Norwegen nach den Attentaten

Galtung zu Oslo: "Das Land wird sich verändern"

Auf Attentate wie in Norwegen folgt normalerweise der Ruf nach strengeren Sicherheitsbestimmungen. Nicht so in Norwegen. Regierungschef Jens Stoltenberg. Seine Antwort ist: mehr Demokratie, mehr Offenheit - und dahinter steht auch das ganze Land. Trotzdem: Der norwegische Friedenforscher Johan Galtung ist überzeugt, dass die Anschläge Norwegen verändern werden.

Mittagsjournal, 25.07.2011

"Mehr Offenheit, mehr Menschlichkeit"

"Unsere Antwort muss sein - mehr Demokratie, mehr Offenheit, mehr Menschlichkeit": Das hat Norwegens sozialdemokratischer Premier Jens Stoltenberg in einer ersten Reaktion auf die blutigen Anschläge vom vergangenen Freitag gesagt. Eine Aussage, die er in den letzten Tagen immer wieder und bei jeder sich bietenden Gelegenheit wiederholt hat.

Offen und aufgeschlossen

Premier Stoltenberg hat damit sicherlich dem Wunsch vieler Norweger Ausdruck verliehen, sagt der norwegische Friedensforscher Johan Galtung. Es gebe in seinem Land eine tiefe Tradition von Demokratiebegeisterung. Die Norweger sehen sich und wollen sich immer als offen und aufgeschlossen sehen. Es sei ein homogenes Land, in dem die Klassenunterschiede nicht so groß seien.

Aber es ist nicht alles so rosig an der norwegischen Demokratie. Es gibt starke Hierarchien und viele Themen werden aus der norwegischen Öffentlichkeit ausgeblendet. Etwa über Außenpolitik, die finde hinter verschlossenen Türen statt.

Gesetze werden verschärft

Er hoffe, dass Stoltenberg mit dem Begriff "mehr Offenheit" mehr offene Debatte meint, und zwar Debatte über und mit den radikalen Kräften, die es auch in der Norwegischen Gesellschaft gibt, betont Johan Galtung.

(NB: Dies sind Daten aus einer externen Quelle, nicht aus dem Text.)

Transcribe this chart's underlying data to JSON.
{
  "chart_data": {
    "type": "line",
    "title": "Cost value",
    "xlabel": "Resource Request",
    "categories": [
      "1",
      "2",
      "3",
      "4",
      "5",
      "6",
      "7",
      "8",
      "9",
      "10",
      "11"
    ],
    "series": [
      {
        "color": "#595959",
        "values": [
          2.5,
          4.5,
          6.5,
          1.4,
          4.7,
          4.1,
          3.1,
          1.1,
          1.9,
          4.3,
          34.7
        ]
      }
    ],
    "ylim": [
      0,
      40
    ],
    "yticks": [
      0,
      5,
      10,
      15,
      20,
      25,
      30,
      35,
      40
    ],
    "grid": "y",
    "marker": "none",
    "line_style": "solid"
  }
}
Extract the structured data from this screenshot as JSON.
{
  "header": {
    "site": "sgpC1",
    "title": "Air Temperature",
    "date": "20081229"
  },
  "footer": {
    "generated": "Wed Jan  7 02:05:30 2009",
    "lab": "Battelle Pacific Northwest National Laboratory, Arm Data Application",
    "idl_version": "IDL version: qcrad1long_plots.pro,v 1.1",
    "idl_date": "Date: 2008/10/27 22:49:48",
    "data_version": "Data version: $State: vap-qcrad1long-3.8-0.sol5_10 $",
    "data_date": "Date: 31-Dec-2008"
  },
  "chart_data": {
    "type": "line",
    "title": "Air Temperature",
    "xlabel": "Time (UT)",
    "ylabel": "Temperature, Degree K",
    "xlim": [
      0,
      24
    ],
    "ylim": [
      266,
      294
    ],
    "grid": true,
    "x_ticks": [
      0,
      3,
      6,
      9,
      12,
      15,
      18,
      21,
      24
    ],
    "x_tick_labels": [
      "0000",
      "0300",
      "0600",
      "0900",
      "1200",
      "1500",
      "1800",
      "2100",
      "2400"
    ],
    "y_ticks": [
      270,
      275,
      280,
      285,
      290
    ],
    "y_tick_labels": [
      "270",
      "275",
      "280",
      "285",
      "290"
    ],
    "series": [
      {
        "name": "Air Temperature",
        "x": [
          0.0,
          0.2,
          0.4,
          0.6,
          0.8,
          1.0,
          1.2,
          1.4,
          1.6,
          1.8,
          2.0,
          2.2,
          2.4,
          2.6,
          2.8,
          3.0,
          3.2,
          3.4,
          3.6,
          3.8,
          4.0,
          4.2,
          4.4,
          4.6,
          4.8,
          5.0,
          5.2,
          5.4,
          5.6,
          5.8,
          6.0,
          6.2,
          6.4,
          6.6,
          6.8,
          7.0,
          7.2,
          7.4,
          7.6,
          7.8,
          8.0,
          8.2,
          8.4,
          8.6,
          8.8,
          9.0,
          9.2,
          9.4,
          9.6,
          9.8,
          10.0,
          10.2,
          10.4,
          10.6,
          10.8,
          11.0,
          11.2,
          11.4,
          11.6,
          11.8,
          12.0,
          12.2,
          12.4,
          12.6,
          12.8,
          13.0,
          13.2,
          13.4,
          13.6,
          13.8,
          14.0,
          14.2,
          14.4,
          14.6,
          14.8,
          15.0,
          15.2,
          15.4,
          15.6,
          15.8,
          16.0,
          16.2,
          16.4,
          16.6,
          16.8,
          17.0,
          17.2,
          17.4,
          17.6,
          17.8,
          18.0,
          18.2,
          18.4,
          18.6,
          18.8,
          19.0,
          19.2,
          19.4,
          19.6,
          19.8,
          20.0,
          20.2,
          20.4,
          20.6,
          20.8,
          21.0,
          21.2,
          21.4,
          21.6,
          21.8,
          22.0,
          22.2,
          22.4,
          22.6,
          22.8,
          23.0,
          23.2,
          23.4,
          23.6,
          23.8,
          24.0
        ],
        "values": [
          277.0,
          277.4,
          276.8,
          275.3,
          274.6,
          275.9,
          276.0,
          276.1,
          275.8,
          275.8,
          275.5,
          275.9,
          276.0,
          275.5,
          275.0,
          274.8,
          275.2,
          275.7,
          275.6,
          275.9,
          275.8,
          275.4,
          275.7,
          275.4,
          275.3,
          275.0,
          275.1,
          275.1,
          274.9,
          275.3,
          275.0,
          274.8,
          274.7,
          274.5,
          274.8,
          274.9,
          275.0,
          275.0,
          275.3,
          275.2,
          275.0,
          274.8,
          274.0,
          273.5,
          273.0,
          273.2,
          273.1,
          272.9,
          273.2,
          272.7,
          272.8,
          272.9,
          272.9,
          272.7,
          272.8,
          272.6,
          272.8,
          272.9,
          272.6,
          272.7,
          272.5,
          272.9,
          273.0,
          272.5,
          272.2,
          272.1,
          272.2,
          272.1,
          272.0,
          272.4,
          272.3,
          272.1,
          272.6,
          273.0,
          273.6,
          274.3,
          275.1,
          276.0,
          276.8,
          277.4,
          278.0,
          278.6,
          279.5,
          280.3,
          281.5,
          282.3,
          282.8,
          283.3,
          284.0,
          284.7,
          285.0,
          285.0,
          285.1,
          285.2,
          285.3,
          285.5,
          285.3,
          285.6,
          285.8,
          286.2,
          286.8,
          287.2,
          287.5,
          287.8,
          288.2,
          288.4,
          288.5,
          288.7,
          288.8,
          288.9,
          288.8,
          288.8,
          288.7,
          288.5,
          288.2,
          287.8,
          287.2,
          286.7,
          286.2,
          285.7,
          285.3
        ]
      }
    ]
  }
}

Der Täter sei von der Sicherheitspolizei nicht ausgeforscht worden. diese Polizei müsse jetzt auch mehr auf die Rechtsextreme Seite schauen.

Es wird ganz sicherlich verschärfte Gesetze geben. Schon jetzt wird unter den Politikern über strengere Kontrollen beim Verkauf von Kunstdünger beraten. Der Tatverdächtiger Anders Breivik konnte in den letzten Monaten unbemerkt 6 Tonnen Kunstdünger, der zum Bombenbau geeignet ist, kaufen. Außerdem werde sicherlich auch über ein strengeres Waffengesetzt verhandelt. In Norwegen kommen die Menschen zu leicht an Waffen heran, sagt Galtung.

Nicht mehr dasselbe Land

Aber wie gesagt, strengere Kontrollen in diesem Bereich und mehr offene Debatten, mehr Demokratie schließen einander nicht aus, so der Norwegische Friedensforscher.

Aber eines sei klar, Norwegen wird nach diesen schrecklichen Anschlägen nicht mehr dasselbe Land sein. Man werde mehr Verdacht gegenüber anderen Menschen haben. Und der Mythos vom glänzenden Musterland sei damit beendet.